If the current density is zero and the electric field is static, then you can absolutely have a curl-free magnetic field. Unfortunately, you typically get the trivial solution of a zero magnetic field (except in the cases that Ben specified, where the curl is a Dirac delta function). Mathematically speaking, magnetic field lines have no sources or sinks and always loop back on themselves, so you can simply say that the field lines begin and end at infinity. In reality though, I can't think of any physical case where this would happen. That said, you can certainly have magetic fields that are locally uniform and which have zero curl. One way to produce such a field is to use Helmholtz coils, a set of two current-carrying wires which have a radius equal to their separation distance. Devices such as NMR also produce very uniform fields with effectively no curl in the region of uniformity.

Obviously you'd never have a physical situation where a magnetic field is produced which is uniform throughout all of space. When physicists say "infinity," we're usually referring to a length much longer than the length scale of the problem we're working with.

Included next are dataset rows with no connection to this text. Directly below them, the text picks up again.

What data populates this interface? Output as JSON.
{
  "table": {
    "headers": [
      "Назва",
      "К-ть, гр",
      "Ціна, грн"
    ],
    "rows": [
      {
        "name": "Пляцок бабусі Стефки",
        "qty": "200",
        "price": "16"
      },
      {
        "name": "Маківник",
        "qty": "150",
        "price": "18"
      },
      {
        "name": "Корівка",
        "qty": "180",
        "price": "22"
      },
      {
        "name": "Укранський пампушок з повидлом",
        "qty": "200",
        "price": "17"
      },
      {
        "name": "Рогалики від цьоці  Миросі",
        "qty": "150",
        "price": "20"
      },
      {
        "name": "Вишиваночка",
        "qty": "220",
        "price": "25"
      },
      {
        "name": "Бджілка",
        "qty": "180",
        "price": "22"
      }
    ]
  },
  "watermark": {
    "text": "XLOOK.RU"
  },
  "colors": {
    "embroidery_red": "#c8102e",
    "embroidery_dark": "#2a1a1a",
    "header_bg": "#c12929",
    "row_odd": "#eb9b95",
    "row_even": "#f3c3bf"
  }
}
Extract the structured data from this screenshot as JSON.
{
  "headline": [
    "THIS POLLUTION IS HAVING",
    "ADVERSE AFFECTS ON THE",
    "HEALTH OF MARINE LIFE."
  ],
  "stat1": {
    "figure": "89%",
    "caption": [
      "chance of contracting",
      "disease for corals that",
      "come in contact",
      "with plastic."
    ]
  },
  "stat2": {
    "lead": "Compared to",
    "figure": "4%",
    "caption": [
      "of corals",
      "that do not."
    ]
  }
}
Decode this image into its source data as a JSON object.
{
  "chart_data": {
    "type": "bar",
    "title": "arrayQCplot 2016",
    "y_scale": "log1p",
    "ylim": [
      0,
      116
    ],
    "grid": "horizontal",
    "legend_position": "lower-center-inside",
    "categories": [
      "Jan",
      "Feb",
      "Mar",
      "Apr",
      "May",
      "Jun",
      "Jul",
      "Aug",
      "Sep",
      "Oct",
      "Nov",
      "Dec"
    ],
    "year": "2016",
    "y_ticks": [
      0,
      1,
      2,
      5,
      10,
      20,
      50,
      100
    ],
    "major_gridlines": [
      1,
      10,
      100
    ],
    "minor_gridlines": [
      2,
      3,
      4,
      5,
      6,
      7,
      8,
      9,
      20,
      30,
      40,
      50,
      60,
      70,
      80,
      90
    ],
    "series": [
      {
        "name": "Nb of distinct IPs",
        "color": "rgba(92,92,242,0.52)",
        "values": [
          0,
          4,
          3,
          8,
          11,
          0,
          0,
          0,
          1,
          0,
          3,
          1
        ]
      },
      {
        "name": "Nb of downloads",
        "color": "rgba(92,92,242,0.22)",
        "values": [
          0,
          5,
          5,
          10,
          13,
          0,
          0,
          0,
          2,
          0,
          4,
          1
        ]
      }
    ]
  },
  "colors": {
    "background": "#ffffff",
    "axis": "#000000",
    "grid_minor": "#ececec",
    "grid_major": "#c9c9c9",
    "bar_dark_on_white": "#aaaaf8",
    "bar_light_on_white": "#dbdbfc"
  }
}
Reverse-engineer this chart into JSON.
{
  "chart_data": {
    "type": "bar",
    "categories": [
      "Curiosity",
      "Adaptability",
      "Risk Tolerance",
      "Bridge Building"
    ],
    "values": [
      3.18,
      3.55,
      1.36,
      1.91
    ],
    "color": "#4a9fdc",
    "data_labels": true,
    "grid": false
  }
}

Consider a closed circular loop of radius r about a straight wire carrying a current I ,
What is the line integral around this closed loop? We have chosen a path with constant radius, so the magnetic field at every point on the path is the same: B = $$\frac{2I}{Rc}$$ . In addition, the total length of the path is simply the circumference of the circle: l = 2Πr. Thus, because the field is constant on the path, the line integral is simply:

lineintegral

B·ds = Bl = $$\frac{2I}{Rc}$$(2Πr) = $$\frac{4*\Pi*I}{c}$$

This equation, called Ampere's Law, is quite convenient. We have generated an equation for the line integral of the magnetic field, independent of the position relative to the source. In fact, this equation is valid for any closed loop around the wire, not just a circular one

The Curl of a Magnetic Field:

From this equation, we can generate an expression for the curl of a magnetic field. Stokes' Theorem states that:

$$\oint$$B·ds = $$\oint$$curl B·da

We have already established that $$\oint$$B·ds = $$\frac{4*\Pi}{c}$$. Thus:

$$\oint$$curl B·da =$$\frac{4*\Pi}{c}$$

To remove the integral from this equation we include the concept of current density, J . Recall that I = $$\oint$$J·da . Substituting this into our equation, we find that

$$\oint$$curl B·da = $$\frac{4*\Pi}{c}$$$$\oint$$ J·da

Clearly, then:

curl B= $$\frac{4*\Pi*J}{c}$$

Thus the curl of a magnetic field at any point is equal to the current density at that point. This is the simplest statement relating the magnetic field and moving charges.

Hi all,

Actually, I know Amprer's law.
In the question I talk about the J and e0*dE/dt cancled each other :
a point charge in the origin Q which gives current I=dQ/dt symmetric for all directions.
so we have :
(a) J=I/(4*pi*r^2),
(b) E(r,t) = kQ(t)/r^2, e0*dE/dt = -I/(4*pi*r^2),
So by the corrected Ampere's we have : curl B = mu0(J + e0*dE/dt ) = 0.

Now, is that means B = 0?

P.S
how can I make this nice mathematical symbols you wrote?